WASHINGTON, DC – Over the last year, Cambodia’s ruling party, the Cambodian People’s Party (CPP), has dramatically increased its pressure on its political opponents and civil society. Democracy in Cambodia has always been fraught, and elections are not completely free and fair. But the current crackdown is much greater in scope, and far more concerning, in part because it is being enabled by American apathy.
Prime Minister Hun Sen, East Asia’s longest-serving non-royal ruler, has used his power to silence critics and close outspoken media outlets, including one independent newspaper, the Cambodia Daily.The CPP has also expelled the National Democratic Institute, a US-based nonprofit that focuses on rights and democracy, and detained political challengers. Kem Sokha, who co-headed the main opposition group, the Cambodia National Rescue Party (CNRP), was arrested in September on dubious treason charges. The other main opposition figure, Sam Rainsy, remains in exile in France.
But in recent weeks, Hun Sen has increased the pressure, essentially ending Cambodia’s shaky attempts at democracy.

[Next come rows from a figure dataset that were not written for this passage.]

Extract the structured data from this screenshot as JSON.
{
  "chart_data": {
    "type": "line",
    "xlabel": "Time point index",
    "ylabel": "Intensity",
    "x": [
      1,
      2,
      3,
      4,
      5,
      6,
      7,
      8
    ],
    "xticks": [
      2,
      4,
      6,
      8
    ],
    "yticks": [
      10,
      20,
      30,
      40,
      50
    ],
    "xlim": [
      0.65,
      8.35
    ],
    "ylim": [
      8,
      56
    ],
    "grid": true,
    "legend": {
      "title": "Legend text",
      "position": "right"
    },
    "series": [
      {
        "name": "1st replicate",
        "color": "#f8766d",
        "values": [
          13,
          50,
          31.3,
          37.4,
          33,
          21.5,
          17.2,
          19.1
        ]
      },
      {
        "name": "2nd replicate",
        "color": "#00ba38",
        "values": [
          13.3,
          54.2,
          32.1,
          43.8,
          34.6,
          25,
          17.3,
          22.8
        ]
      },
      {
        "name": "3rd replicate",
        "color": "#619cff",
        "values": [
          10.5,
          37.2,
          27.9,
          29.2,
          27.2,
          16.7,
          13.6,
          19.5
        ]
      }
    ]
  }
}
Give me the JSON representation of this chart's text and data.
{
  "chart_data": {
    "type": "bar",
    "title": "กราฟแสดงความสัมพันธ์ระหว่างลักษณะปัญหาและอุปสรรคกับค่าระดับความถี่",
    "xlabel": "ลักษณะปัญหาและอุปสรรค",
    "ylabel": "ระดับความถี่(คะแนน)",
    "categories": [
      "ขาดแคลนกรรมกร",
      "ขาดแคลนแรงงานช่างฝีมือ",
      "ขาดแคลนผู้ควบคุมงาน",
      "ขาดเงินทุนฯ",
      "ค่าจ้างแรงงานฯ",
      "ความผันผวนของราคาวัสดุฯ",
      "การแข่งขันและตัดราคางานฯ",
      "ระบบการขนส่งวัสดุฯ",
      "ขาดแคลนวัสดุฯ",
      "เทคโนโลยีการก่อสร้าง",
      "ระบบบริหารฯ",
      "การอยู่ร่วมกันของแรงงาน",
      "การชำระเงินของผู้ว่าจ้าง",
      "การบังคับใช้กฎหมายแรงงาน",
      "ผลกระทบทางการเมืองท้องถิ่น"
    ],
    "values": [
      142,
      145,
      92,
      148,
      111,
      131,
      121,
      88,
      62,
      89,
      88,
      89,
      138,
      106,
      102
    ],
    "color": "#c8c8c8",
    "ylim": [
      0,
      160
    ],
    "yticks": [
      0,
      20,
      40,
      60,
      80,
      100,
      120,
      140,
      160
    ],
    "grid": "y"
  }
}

Earlier this month, a court dominated by CPP allies dissolved the CNRP. As a result, the party will most likely be unable to contest national elections next year, all but ensuring that Hun Sen will win another term as prime minister. The ruling could also help enable Hun Sen eventually hand power to another family member. Fearing for their lives, around half of CNRP lawmakers have left Cambodia.